Appellant's claim of variance is based upon the fact that, in the charge, the calculator was alleged to be the property of Setsuko Yokoyama and Setsuko Yokoyama doing business as Kalakaua Kleaners, whereas it was actually the property of Kalakaua Kleaners, a corporation. Our statutes define theft as follows:

A person commits theft if he does any of the following: (1) Obtains or exerts unauthorized control over property. He obtains, or exerts control over, the property of another with intent to deprive him of the property.

Section 708-830, HRS. It has long been settled that where the offense is obtaining control over the property of another, proof that the property was the property of another is all that is necessary and the naming of the person owning the property in the indictment is surplusage. State v. Riddle, 245 Mo. 451, 150 S.W. 1044 (1912); State v. Simpson, 32 Nev. 138, 104 P. 244 (1909); and Commonwealth v. Buckley, 148 Mass. 27, 18 N.E. 577 (1888). Compare State v. Peters, 44 Haw. 1, 352 P.2d 329 (1959). It is undisputed that the calculator did not belong to appellant but was the property of another. The particular ownership of the property in question was not an essential element in proving the crime and there is *1140 no fatal variance between the charge and the proof.
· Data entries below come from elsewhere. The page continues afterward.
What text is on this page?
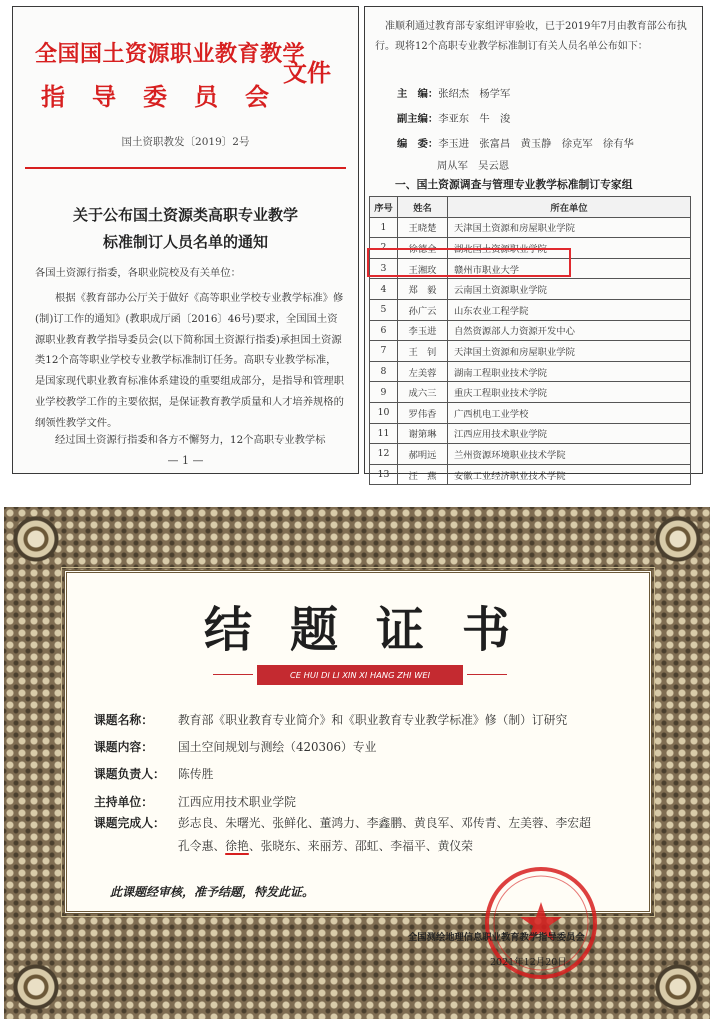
全国国土资源职业教育教学
指导委员会
文件
国土资职教发〔2019〕2号
关于公布国土资源类高职专业教学
标准制订人员名单的通知
各国土资源行指委，各职业院校及有关单位：
根据《教育部办公厅关于做好《高等职业学校专业教学标准》修(制)订工作的通知》(教职成厅函〔2016〕46号)要求，全国国土资源职业教育教学指导委员会(以下简称国土资源行指委)承担国土资源类12个高等职业学校专业教学标准制订任务。高职专业教学标准，是国家现代职业教育标准体系建设的重要组成部分，是指导和管理职业学校教学工作的主要依据，是保证教育教学质量和人才培养规格的纲领性教学文件。
经过国土资源行指委和各方不懈努力，12个高职专业教学标
— 1 —
准顺利通过教育部专家组评审验收，已于2019年7月由教育部公布执行。现将12个高职专业教学标准制订有关人员名单公布如下：
主　编：张绍杰　杨学军
副主编：李亚东　牛　浚
编　委：李玉进　张富昌　黄玉静　徐克军　徐有华
周从军　吴云恩
一、国土资源调查与管理专业教学标准制订专家组
序号	姓名	所在单位
1	王晓楚	天津国土资源和房屋职业学院
2	徐德全	湖北国土资源职业学院
3	王湘玫	赣州市职业大学
4	郑　毅	云南国土资源职业学院
5	孙广云	山东农业工程学院
6	李玉进	自然资源部人力资源开发中心
7	王　钊	天津国土资源和房屋职业学院
8	左美蓉	湖南工程职业技术学院
9	成六三	重庆工程职业技术学院
10	罗伟香	广西机电工业学校
11	谢第琳	江西应用技术职业学院
12	郝明远	兰州资源环境职业技术学院
13	汪　燕	安徽工业经济职业技术学院
结题证书
CE HUI DI LI XIN XI HANG ZHI WEI
课题名称： 教育部《职业教育专业简介》和《职业教育专业教学标准》修（制）订研究
课题内容： 国土空间规划与测绘（420306）专业
课题负责人： 陈传胜
主持单位： 江西应用技术职业学院
课题完成人： 彭志良、朱曙光、张鲜化、董鸿力、李鑫鹏、黄良军、邓传青、左美蓉、李宏超
孔令惠、徐艳、张晓东、来丽芳、邵虹、李福平、黄仪荣
此课题经审核，准予结题，特发此证。
全国测绘地理信息职业教育教学指导委员会
2021年12月20日
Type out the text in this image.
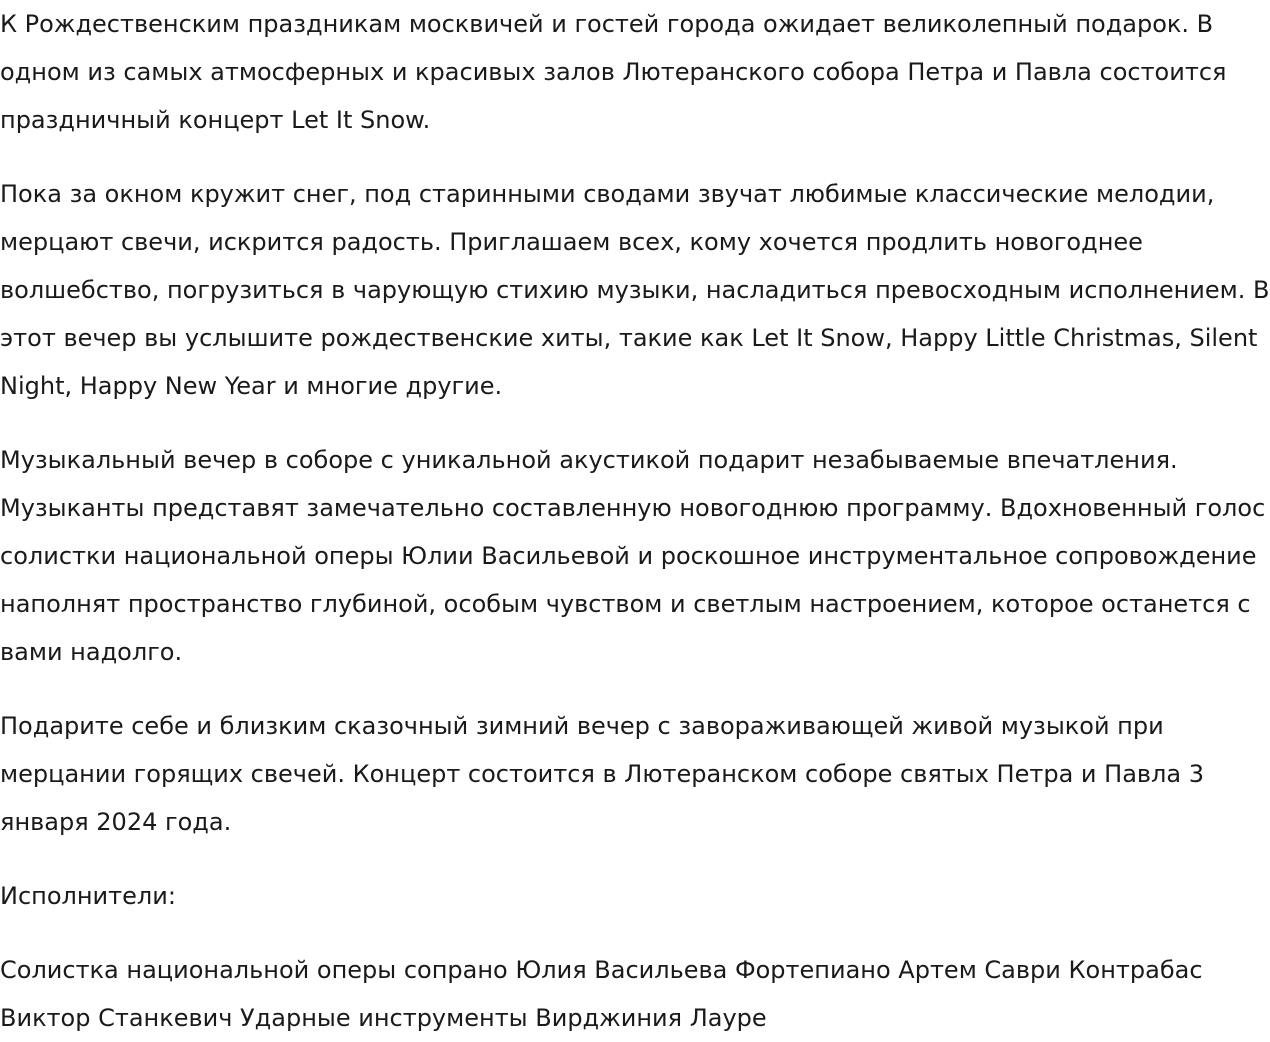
К Рождественским праздникам москвичей и гостей города ожидает великолепный подарок. В одном из самых атмосферных и красивых залов Лютеранского собора Петра и Павла состоится праздничный концерт Let It Snow.

Пока за окном кружит снег, под старинными сводами звучат любимые классические мелодии, мерцают свечи, искрится радость. Приглашаем всех, кому хочется продлить новогоднее волшебство, погрузиться в чарующую стихию музыки, насладиться превосходным исполнением. В этот вечер вы услышите рождественские хиты, такие как Let It Snow, Happy Little Christmas, Silent Night, Happy New Year и многие другие.

Музыкальный вечер в соборе с уникальной акустикой подарит незабываемые впечатления. Музыканты представят замечательно составленную новогоднюю программу. Вдохновенный голос солистки национальной оперы Юлии Васильевой и роскошное инструментальное сопровождение наполнят пространство глубиной, особым чувством и светлым настроением, которое останется с вами надолго.

Подарите себе и близким сказочный зимний вечер с завораживающей живой музыкой при мерцании горящих свечей. Концерт состоится в Лютеранском соборе святых Петра и Павла 3 января 2024 года.

Исполнители:

Солистка национальной оперы сопрано Юлия Васильева Фортепиано Артем Саври Контрабас Виктор Станкевич Ударные инструменты Вирджиния Лауре
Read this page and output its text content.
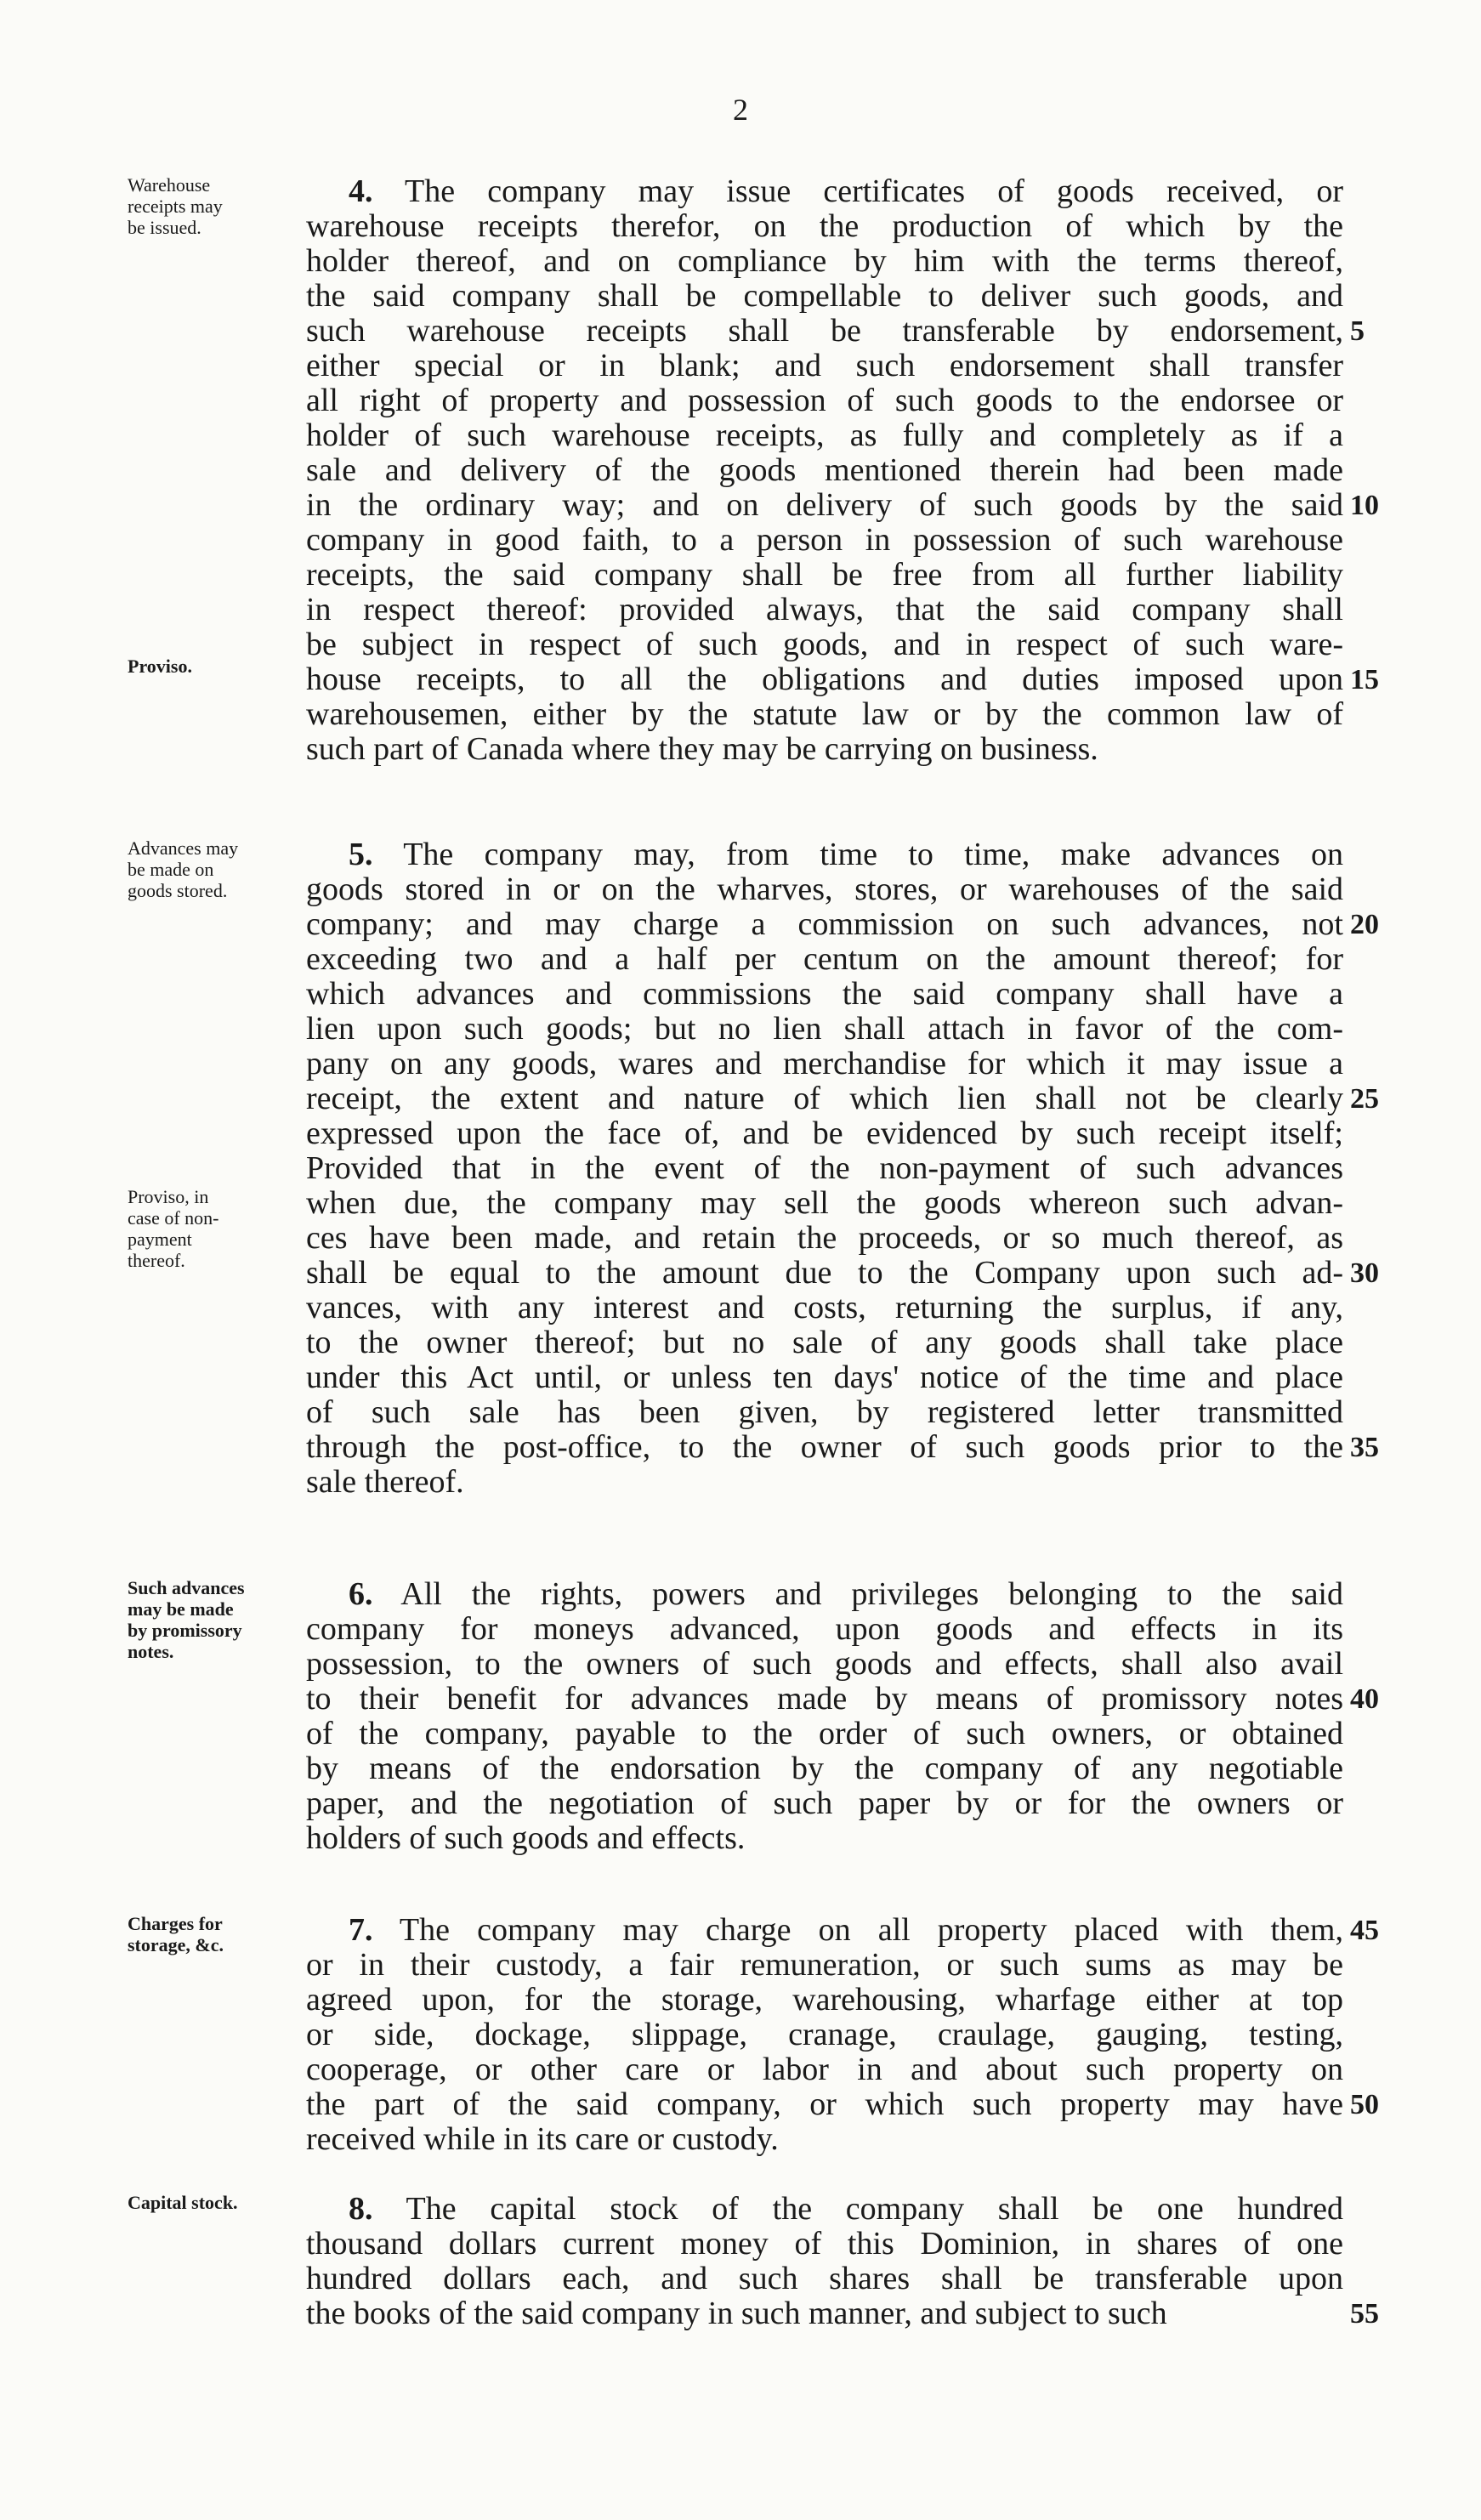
2
Warehouse
receipts may
be issued.
Proviso.
4. The company may issue certificates of goods received, or
warehouse receipts therefor, on the production of which by the
holder thereof, and on compliance by him with the terms thereof,
the said company shall be compellable to deliver such goods, and
such warehouse receipts shall be transferable by endorsement, 5
either special or in blank; and such endorsement shall transfer
all right of property and possession of such goods to the endorsee or
holder of such warehouse receipts, as fully and completely as if a
sale and delivery of the goods mentioned therein had been made
in the ordinary way; and on delivery of such goods by the said 10
company in good faith, to a person in possession of such warehouse
receipts, the said company shall be free from all further liability
in respect thereof: provided always, that the said company shall
be subject in respect of such goods, and in respect of such ware-
house receipts, to all the obligations and duties imposed upon 15
warehousemen, either by the statute law or by the common law of
such part of Canada where they may be carrying on business.
Advances may
be made on
goods stored.
Proviso, in
case of non-
payment
thereof.
5. The company may, from time to time, make advances on
goods stored in or on the wharves, stores, or warehouses of the said
company; and may charge a commission on such advances, not 20
exceeding two and a half per centum on the amount thereof; for
which advances and commissions the said company shall have a
lien upon such goods; but no lien shall attach in favor of the com-
pany on any goods, wares and merchandise for which it may issue a
receipt, the extent and nature of which lien shall not be clearly 25
expressed upon the face of, and be evidenced by such receipt itself;
Provided that in the event of the non-payment of such advances
when due, the company may sell the goods whereon such advan-
ces have been made, and retain the proceeds, or so much thereof, as
shall be equal to the amount due to the Company upon such ad- 30
vances, with any interest and costs, returning the surplus, if any,
to the owner thereof; but no sale of any goods shall take place
under this Act until, or unless ten days' notice of the time and place
of such sale has been given, by registered letter transmitted
through the post-office, to the owner of such goods prior to the 35
sale thereof.
Such advances
may be made
by promissory
notes.
6. All the rights, powers and privileges belonging to the said
company for moneys advanced, upon goods and effects in its
possession, to the owners of such goods and effects, shall also avail
to their benefit for advances made by means of promissory notes 40
of the company, payable to the order of such owners, or obtained
by means of the endorsation by the company of any negotiable
paper, and the negotiation of such paper by or for the owners or
holders of such goods and effects.
Charges for
storage, &c.	7. The company may charge on all property placed with them, 45
or in their custody, a fair remuneration, or such sums as may be
agreed upon, for the storage, warehousing, wharfage either at top
or side, dockage, slippage, cranage, craulage, gauging, testing,
cooperage, or other care or labor in and about such property on
the part of the said company, or which such property may have 50
received while in its care or custody.
Capital stock.	8. The capital stock of the company shall be one hundred
thousand dollars current money of this Dominion, in shares of one
hundred dollars each, and such shares shall be transferable upon
the books of the said company in such manner, and subject to such	55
As to appellant's second point, ยง 706-668(2) provides:

If a person who is imprisoned in a correctional institution is convicted of a crime committed while he is imprisoned or during an escape from imprisonment, the maximum term of imprisonment authorized for the crime committed during imprisonment or during an escape from imprisonment may be added to the portion of the term which remained unserved at the time of the commission of the crime... .

Appellant contends he could not be sentenced to serve 30 days consecutive to his then current term in this case because he was on work release when he committed the crime. Whether he was on work release or not, he was still imprisoned when he committed the crime and the contention is without merit.